Самое первое мое чувство ко всякому новому лицу — как к человеку; лишь далее, и в опыте, само собой выходило, что с женщинами отношения у меня складывались по‑иному, чем с мужчинами. Но и тут опять не в сексуальной области было главное дело и серьезная разница. Но главное: мне с женщинами было неинтересно.

Любить меня — нельзя… Я ни к кому не прихожусь. Рассуждаю, а в сердце зверь и ест мое сердце. Не люблю никого, когда у меня боль. Не люблю — но всех жалею.

«Или всегда можно убить, или никогда нельзя». Должно каждому данному часу истории говорить «да» или «нет». И сегодняшнему часу я говорю, со дна моей человеческой души и человеческого разума — «нет». Или могу молчать. Даже лучше, вернее — молчать (написано в начале Первой мировой войны. — Esquire).

Я не штопальщица, но я двадцать раз порю заштопанную дыру, пока не сделаю в пределе моего умения.

Буду очень рада, если «женский» вопрос разрешится просто и радикально, как «еврейский» (и тем падет). Ибо он весьма противен. Женщины, специализировавшиеся на этом вопросе, плохо доказывают свое «человечество». Перовская, та же Вера Фигнер (да и мало ли) занимались не «женскими», а общечеловеческими вопросами, наравне с людьми, и просто были наравне с людьми. Точно можно, у кого-то попросив — получить «равенство»!

Люди хотят Бога для оправдания существующего, а я хочу Бога для искания еще несуществующего (вероятно). Они зовут Бога, чтобы Он пришел к ним, где они, и сказал: «Нет, не грех; а коли и грех — прощу, за то, что вспомнили Меня и позвали. Не беспокойтесь». А мне некуда звать Бога, я в путешествии.

Проза очень голит поэта как человека. Как раз для человека-то в прозе гораздо меньше, чем в стихах, «кустов», куда можно спрятаться.

В человеке зрелом, если он не человек безнадежно плоский, остается, конечно, что-то от ребенка.

Народ русский никогда не был православным. Никогда не был религиозным сознательно. Он имел данную форму христианства, но о христианстве никогда не думал.

Россия — очень большой сумасшедший дом.

Если сексуальный, или телесный, элемент и должен присутствовать как-то во всяких близких человеческих отношениях, то отправной точкой он ни в каком случае быть не может и не должен.

Главное мое движение ко всякому человеку, с которым чувствую возможность хотя бы близости, — это непременное желание ему помочь.
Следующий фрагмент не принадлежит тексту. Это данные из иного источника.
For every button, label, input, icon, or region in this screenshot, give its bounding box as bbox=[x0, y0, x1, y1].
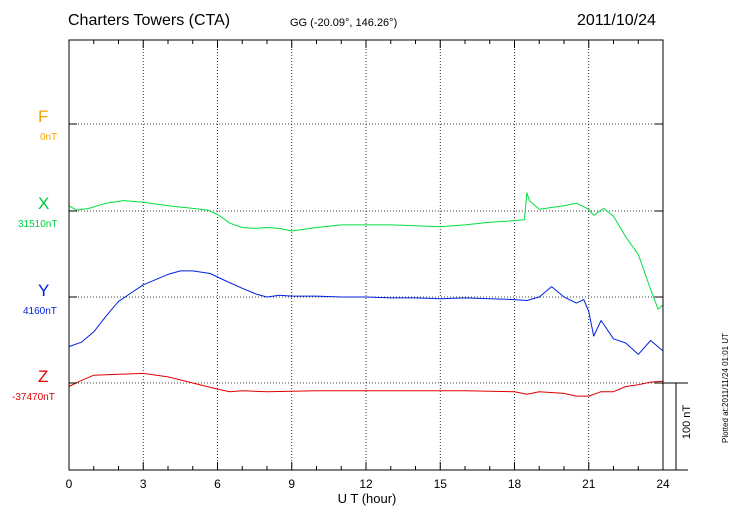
component-baseline-Z: -37470nT bbox=[12, 392, 55, 403]
series-line-Y bbox=[68, 270, 664, 355]
x-tick-label: 6 bbox=[214, 477, 221, 491]
x-tick-label: 24 bbox=[656, 477, 670, 491]
station-coordinates: GG (-20.09°, 146.26°) bbox=[290, 17, 398, 29]
x-tick-label: 0 bbox=[66, 477, 73, 491]
x-tick-label: 12 bbox=[359, 477, 373, 491]
scale-bar-label: 100 nT bbox=[681, 405, 693, 440]
series-layer bbox=[68, 192, 664, 397]
grid bbox=[69, 40, 663, 470]
x-tick-label: 18 bbox=[508, 477, 522, 491]
x-tick-label: 3 bbox=[140, 477, 147, 491]
component-baseline-X: 31510nT bbox=[18, 219, 58, 230]
x-tick-label: 21 bbox=[582, 477, 596, 491]
component-baseline-Y: 4160nT bbox=[23, 306, 57, 317]
component-name-F: F bbox=[38, 107, 49, 126]
component-name-Y: Y bbox=[38, 281, 50, 300]
ticks: 0 3 6 9 12 15 18 21 24 bbox=[66, 40, 670, 491]
component-baseline-F: 0nT bbox=[40, 132, 58, 143]
series-line-Z bbox=[68, 372, 664, 397]
x-axis-label: U T (hour) bbox=[338, 491, 397, 506]
x-tick-label: 9 bbox=[288, 477, 295, 491]
series-line-X bbox=[68, 192, 664, 310]
station-title: Charters Towers (CTA) bbox=[68, 12, 231, 29]
scale-bar: 100 nT bbox=[663, 382, 693, 471]
x-tick-label: 15 bbox=[434, 477, 448, 491]
chart-date: 2011/10/24 bbox=[577, 12, 656, 29]
plotted-timestamp: Plotted at:2011/11/24 01:01 UT bbox=[721, 332, 730, 443]
plot-frame bbox=[68, 39, 664, 471]
component-name-X: X bbox=[38, 194, 50, 213]
component-name-Z: Z bbox=[38, 367, 49, 386]
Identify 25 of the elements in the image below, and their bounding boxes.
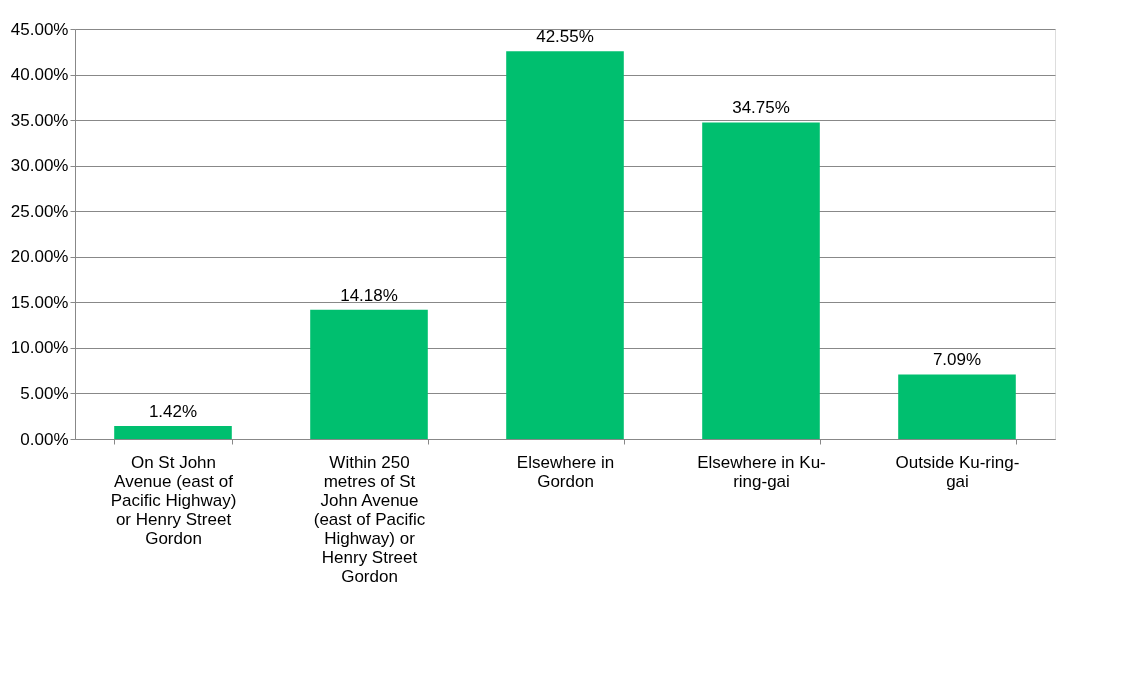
bar: [702, 122, 820, 439]
y-tick-label: 0.00%: [20, 429, 69, 449]
bar: [898, 374, 1016, 439]
data-label: 34.75%: [732, 98, 790, 118]
y-tick-label: 5.00%: [20, 383, 69, 403]
y-tick-label: 20.00%: [10, 247, 69, 267]
y-tick-label: 40.00%: [10, 65, 69, 85]
x-tick-label: Elsewhere in Ku-ring-gai: [697, 452, 826, 491]
bar: [506, 51, 624, 439]
x-tick-label: Outside Ku-ring-gai: [895, 452, 1020, 491]
y-tick-label: 45.00%: [10, 19, 69, 39]
x-tick-label: Within 250 metres of St John Avenue (east of Pacific Highway) or Henry Street Gordon: [313, 452, 426, 586]
data-label: 42.55%: [536, 27, 594, 47]
y-tick-label: 15.00%: [10, 292, 69, 312]
y-tick-label: 10.00%: [10, 338, 69, 358]
y-tick-label: 35.00%: [10, 110, 69, 130]
bar: [310, 309, 428, 439]
bar: [114, 426, 232, 439]
data-label: 14.18%: [340, 285, 398, 305]
y-tick-label: 25.00%: [10, 201, 69, 221]
data-label: 1.42%: [148, 402, 198, 422]
x-tick-label: On St John Avenue (east of Pacific Highway) or Henry Street Gordon: [110, 452, 237, 548]
data-label: 7.09%: [932, 350, 982, 370]
x-tick-label: Elsewhere in Gordon: [516, 452, 615, 491]
y-tick-label: 30.00%: [10, 156, 69, 176]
Жестокость — не крепость, а полуслабость. Жестокой быть легче, чем твердой и мудрой.

Я не фаталистка. Я думаю, что люди (воля) что-то весят в истории. Оттого так нужно, чтобы видели жизнь те, кто может действовать.

Пусть каждая страна выберет двух уполномоченных, двух лиц, честности которых она бы верила. И пусть они поедут инкогнито в Россию. И пусть они, вернувшись (если вернутся), скажут «всем, всем, всем»: есть ли в России революция? Есть ли «рабоче-крестьянское» правительство? Есть ли хоть что-нибудь похожее на проведение в жизнь принципов «социализма»? Есть ли в учреждениях, называемых Советами, хоть тень выборного начала? В громадном нет, которым ответят на все эти вопросы честные люди, вскроется и основной абсурд происходящего.

Вот что мне пришло в голову: уж и не вправду ли я, прежде всего, литератор?